Safa ile sohbetimizde şunu bir daha anladım. İnsanın elbisesi eskiyip kirlendiği gibi, imanı da eskiyor veya tesirini bazen azaltıyor. Nasıl maddî vücudumuz her gün bakım ve takviye istiyor, aynen onun gibi bizi ibadete, şükre, zikre ve bu nimetlerin hakikî sahibi daha doğrusu kâinatta bizi misafir eden Allah'a karşı teşekküre, namaza sevkeden, çağıran, götüren imanımız da mânevî dünyamız da bakım ve takviye istiyor. Eğer bu bakım ve takviye yapılmazsa, zamanla gevşeme ve soğumalar oluyor. Ne ile çok meşgul olur, kıymet verip koynumuzda saklarsak, o bizi çeker ve yakamızı bırakmaz. Müzik de dinleyelim ona da ihtiyaç var belki. Ama onun bir oranı ve zamanı olmalı değil mi? Müptelâsı olduğumuz şeylerin zamanla hastası oluyoruz. Uğrunda ter döküp saatler verdiğimiz mırıldanışlar, gün geliyor çalıştığımız ders, çözdüğümüz problemin nağmesine dönüyor. Zihnimizi dağıtıyor, beynimizi küle çeviriyor. Ölçülü olmak, her an aklımızı kullanmak, her şeyi zamanında kavramak, parlak bir gelecek için çok önemli. Safa'ya söz verdiğim için, başta nefsimiz tüm gençlere ders olsun diye bu yazıyı yazıyorum.

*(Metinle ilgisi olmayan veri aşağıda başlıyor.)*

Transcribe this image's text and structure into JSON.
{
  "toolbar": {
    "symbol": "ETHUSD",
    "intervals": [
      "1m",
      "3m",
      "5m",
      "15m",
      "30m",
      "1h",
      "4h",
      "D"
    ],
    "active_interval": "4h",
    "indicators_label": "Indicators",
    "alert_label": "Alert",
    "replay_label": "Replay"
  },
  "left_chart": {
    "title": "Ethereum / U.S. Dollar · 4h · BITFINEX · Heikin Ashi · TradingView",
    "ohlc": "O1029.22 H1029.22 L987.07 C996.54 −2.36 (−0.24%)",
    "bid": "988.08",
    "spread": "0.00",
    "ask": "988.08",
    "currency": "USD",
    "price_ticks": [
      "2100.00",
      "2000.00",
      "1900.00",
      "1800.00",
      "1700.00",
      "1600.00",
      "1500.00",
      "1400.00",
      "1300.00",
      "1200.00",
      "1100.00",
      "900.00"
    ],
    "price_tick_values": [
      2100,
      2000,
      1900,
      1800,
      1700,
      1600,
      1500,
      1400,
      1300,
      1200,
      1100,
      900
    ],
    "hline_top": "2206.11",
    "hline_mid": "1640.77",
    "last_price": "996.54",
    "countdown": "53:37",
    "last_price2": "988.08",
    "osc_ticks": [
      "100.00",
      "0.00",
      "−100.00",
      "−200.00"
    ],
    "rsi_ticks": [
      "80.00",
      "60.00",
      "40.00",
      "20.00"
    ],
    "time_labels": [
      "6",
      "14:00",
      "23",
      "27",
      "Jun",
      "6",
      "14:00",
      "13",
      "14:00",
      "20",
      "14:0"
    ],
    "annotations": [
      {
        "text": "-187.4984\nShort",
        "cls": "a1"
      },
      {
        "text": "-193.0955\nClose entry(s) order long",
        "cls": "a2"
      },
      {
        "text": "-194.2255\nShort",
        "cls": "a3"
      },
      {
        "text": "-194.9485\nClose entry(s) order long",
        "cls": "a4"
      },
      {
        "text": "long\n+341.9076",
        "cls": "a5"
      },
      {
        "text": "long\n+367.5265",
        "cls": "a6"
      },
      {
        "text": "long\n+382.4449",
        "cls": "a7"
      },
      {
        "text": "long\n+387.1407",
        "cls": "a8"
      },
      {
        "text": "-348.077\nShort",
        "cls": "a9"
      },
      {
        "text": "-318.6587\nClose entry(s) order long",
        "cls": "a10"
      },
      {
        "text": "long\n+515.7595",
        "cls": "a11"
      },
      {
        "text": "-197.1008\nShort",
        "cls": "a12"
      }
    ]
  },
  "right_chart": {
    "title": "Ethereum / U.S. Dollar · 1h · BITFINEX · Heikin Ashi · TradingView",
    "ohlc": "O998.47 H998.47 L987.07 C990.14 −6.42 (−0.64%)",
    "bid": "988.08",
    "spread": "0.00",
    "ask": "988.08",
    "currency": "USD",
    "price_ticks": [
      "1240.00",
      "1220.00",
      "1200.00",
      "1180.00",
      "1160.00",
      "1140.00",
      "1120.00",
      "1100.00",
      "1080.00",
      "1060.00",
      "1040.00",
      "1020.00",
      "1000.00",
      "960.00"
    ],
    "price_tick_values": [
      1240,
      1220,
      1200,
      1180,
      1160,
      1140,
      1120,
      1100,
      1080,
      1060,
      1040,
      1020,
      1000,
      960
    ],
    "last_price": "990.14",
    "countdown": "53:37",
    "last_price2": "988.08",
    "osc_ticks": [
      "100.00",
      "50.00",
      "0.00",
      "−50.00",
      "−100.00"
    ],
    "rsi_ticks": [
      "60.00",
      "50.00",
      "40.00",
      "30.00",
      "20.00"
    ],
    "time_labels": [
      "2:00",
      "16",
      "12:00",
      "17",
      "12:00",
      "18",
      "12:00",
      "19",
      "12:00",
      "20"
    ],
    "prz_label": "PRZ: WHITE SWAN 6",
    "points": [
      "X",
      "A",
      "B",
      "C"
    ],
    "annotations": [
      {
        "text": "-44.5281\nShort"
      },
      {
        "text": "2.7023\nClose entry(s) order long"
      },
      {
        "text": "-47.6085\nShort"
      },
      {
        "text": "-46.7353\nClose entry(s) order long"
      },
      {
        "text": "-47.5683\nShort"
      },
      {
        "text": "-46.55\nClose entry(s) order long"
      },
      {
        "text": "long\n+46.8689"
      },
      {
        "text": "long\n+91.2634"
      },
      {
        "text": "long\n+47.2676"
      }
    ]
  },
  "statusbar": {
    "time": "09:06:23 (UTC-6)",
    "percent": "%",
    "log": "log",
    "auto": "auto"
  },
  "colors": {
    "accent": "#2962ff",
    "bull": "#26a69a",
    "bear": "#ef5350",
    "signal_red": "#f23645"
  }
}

Günümüzü verimli ve düzenli kullanmak açısından da namaz önemli ve dikkat yazısı gibi aslında. Dikkat diyor, namaz vakti bize. Önemli bir sermaye olan zamanın şu kadar saati gitti. İkindiye veya öğleye kadar yapamadıkların var. Onları hatırlatıyor kıldığımız namaz bize. Dakikalarını mayalıyor, ahirete gönderiyor. Bir nevi geçici saniyelerin geçmiyor, tekrar sana sermaye oluveriyor. İki namaz arasında yaptıkların da ibadete dönüyor. Her vakit namaz, bizim on dakikamızı alıyor. O, on dakika ile o vakte kadar bizde görünen nimetler için Rabbimize minnetle teşekkürümüzü sunmak, o vaktin namazını geciktirmeden kılmak öncelikle bir insanlık borcumuz. Ne güzel değil mi Cenab-ı Allah İslamiyeti bize nasip etmiş. Gençlikle beraber sıhhat, akıl, kalp, göz, kulak gibi paha biçilmez maddi ve manevi cihazlar hediye ederek emanet vermiş. Bu kadar paha biçilmez nimetleri verenin şiddetli emirlerini tanımamak, yirmi dört saatin abdeste birlikte bir saatlik diliminde O'nu hatırlamamak, ne kadar büyük bir kayıp ve çirkinlik olur? Dünyanın geçici işleri bizi namazdan alıkoymamalı. Hele müzik gibi şeyler hiç alıkoymamalı. Sırf dünya için yaratılmadık ki bütün vaktimizi ona sarf edelim. Akıl ve şuur hayvanlara değil, sadece bize takılmış. Öyleyse düşünme, bu nimetleri hatırlama ve Rabbimize teşekkür vazifesi de bize ait olmalı değil mi?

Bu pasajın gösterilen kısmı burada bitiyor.